眼前的堯廟是1998~2002年一連串擴建的產物,它不再是一座孤單的被祭奠的建築,而變成了一片建築群,被稱做堯廟廣場。它就像另一種意義上的世界公園或是街口的雜貨鋪,建造者費力地想把所有的東西都塞進一個空間裏,而且所有的東西都有著顯而易見的廉價感。

我先是在觀禮台的廣場上遊蕩,它坐南朝北,正對著堯宮。它是一個小型的“**”,殿內擺放著那種常見的廉價工藝品,它是“中國堯都民間藝術博物館”,兩個年輕姑娘無精打采地坐在那裏。在同樣微縮的廣場上,擺放著幾輛電瓶車,它們分別塑造成濟公、火箭的模樣,花上5塊錢,你可以在廣場上馳騁一下。然後,我又在堯廟裏消耗了一個小時,在那些仿明清的建築中穿梭。那些懶散的管理員會突然走到你麵前,“給先祖敬香吧,30塊的、60塊的都有。”如果你拒絕,她就立刻懨懨地走回屋角的同伴那裏,繼續她們的聊天。這堯廟是她們的,而不屬於遊客……

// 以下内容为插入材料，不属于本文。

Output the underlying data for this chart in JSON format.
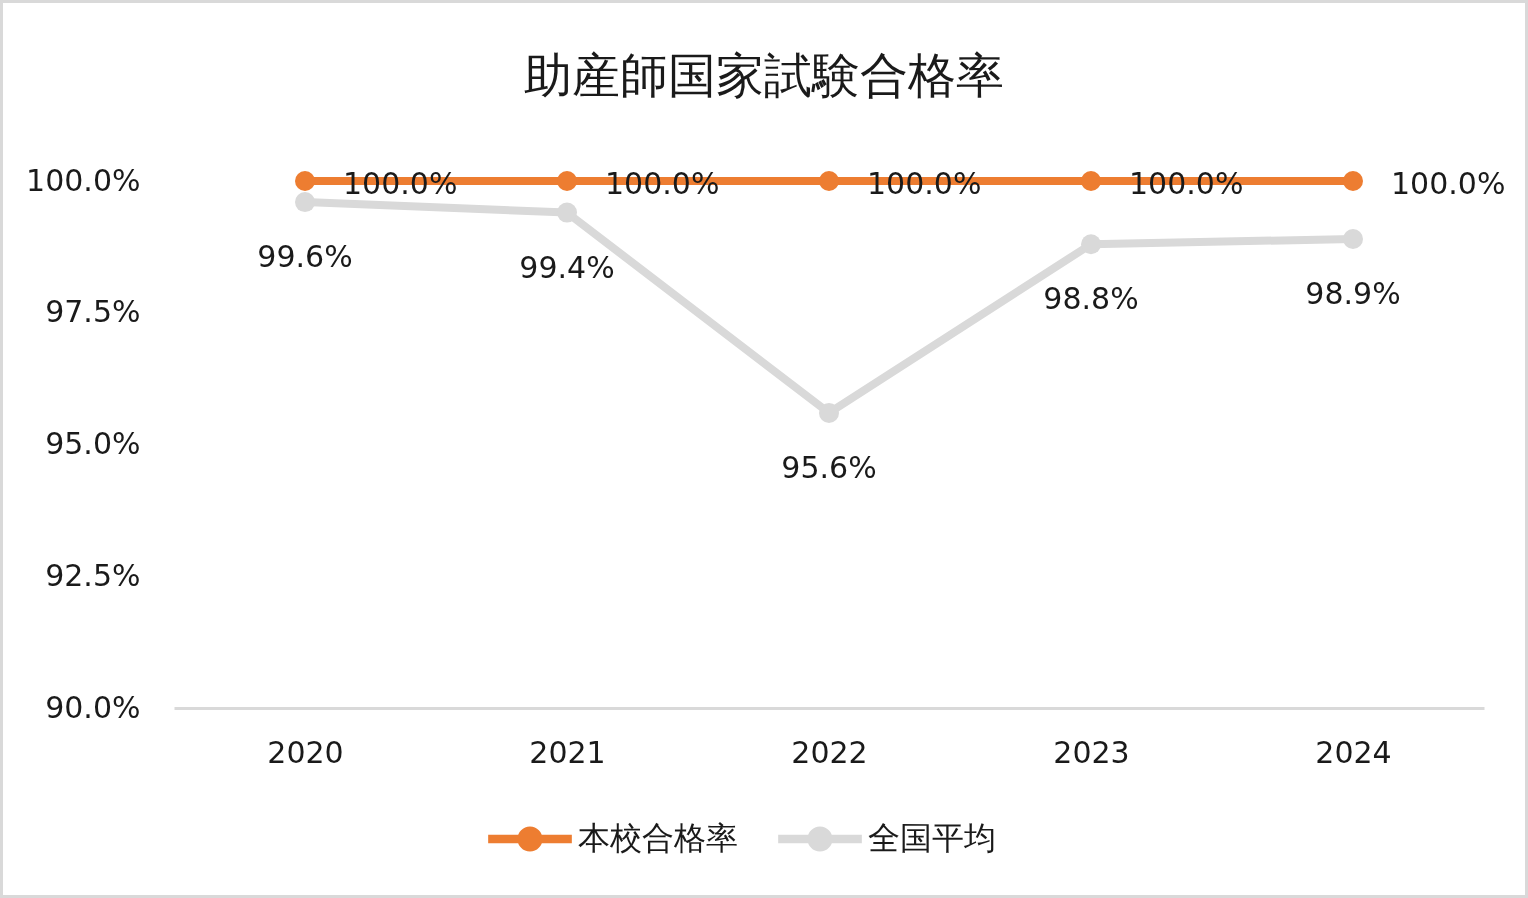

“旅遊業是一個大蛋糕,關鍵是誰能將這塊人人看好的蛋糕做大做強……”在付出30元的門票,買了一瓶熱乎乎的冰紅茶之後,我還買了一本藍色封皮的《堯廟》的小冊子,在它的序言裏,當時的臨汾市堯都區委副書記王天然這樣寫道:“我們的賣點就是4500年中華文明的源頭。”而書的編著者高樹德則寫道:“我們的先祖創造了太多太多的華夏之冠。如何將先祖們創造的‘無形資產’變為‘有形資產’,使華夏千古文明濃縮在堯都,濃縮在一處看得見、摸得著的藝術經典中……”

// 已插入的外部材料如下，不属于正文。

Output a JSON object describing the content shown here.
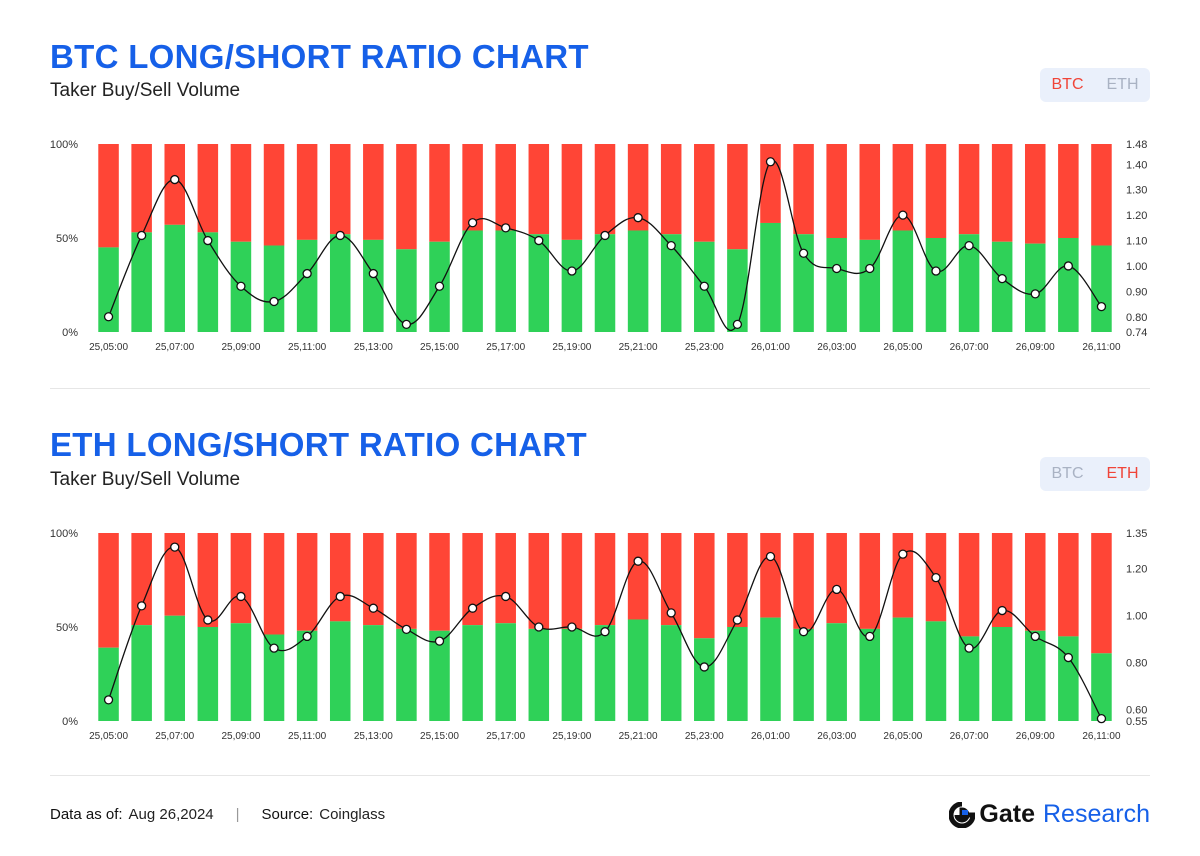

一切變得容易理解,浩大的工程與曆史情懷無關,它隻是經濟增長的催化劑,而且它與大躍進式的壞品味相連拜多年的標語化、好大喜功的美學觀念所賜。貫穿廣場的堯都大道有40米寬,兩邊的景區除去“**”,還有縮小的“天壇”,有堯、舜、禹三座宮門,有用水泥製成的立體中國地圖……廣場建築處處誇耀它的規模,21米高的漢白玉華表,長達百米的、花崗岩鑄就的千家姓紀念壁它不但是全國規模最大的,而且采用了長城造型,還有號稱“天下第一門”的華門三門鼎立象征了堯、舜、禹,主門18米高,是“世界上最高最大之門”……

我在40米寬的大道上走來走去,這並非特別節日,大道上空空蕩蕩的。我慶幸自己沒有再花50元門票進入那個華門,它四周飄蕩的紅旗早已褪色,絲綢的邊角早已殘破。擺設在堯都大道兩旁的攤位和這些宏大的建築一樣,真實地反映了中國人此刻的精神世界。一個又一個攤位提供了每一個城市雷同的消遣方式,氣槍打氣球的遊戲、小吃攤、盜版書籍與音像在那兒我看到了幾乎全部是玄幻、武俠小說,還有一本餘秋雨的散文,還有《我偷了二嫂》這樣誘惑人心的光盤名稱……那個微縮的天壇被命名為“幻覺動感の屋”,中文的“的”字被換成了“の”字,而且在說明裏特意提及,遊戲來源於“日本株式會社”,我甚至看到了一艘仿製的軍艦矗立在華門前……一位叫劉群良的僧人還給我算了命,但是他的個人簡介上卻印著八卦圖。“不管僧道,都要看八卦的。”他對將信將疑的我說,並確信我“天賦敏感,也可以預測未來”。隻要付給他三萬元,學習一年兩載即可。我婉拒了這個前途無量的工作,付給他10元錢離去。

盡管我早已熟悉這一切了,今日中國的顯著特征之一是它的不協調。但如此大規模混雜仍叫我有點吃不消。那位堯真的是我的祖先嗎?今天的中國人真是古代中國人的延續嗎?

離開堯廟廣場後,我看到的第一個大幅廣告牌是“紐約紐約”和“台北新娘”的婚紗攝影……

“不要假裝我們是一個文明古國了,傳統早已割裂,我們是個無根的民族,精神一片荒蕪,偽造出的傳統隻加劇了我們的虛偽,凸顯了我們的空洞與脆弱。”這種感覺在當天下午我前往洪洞縣時同樣明顯。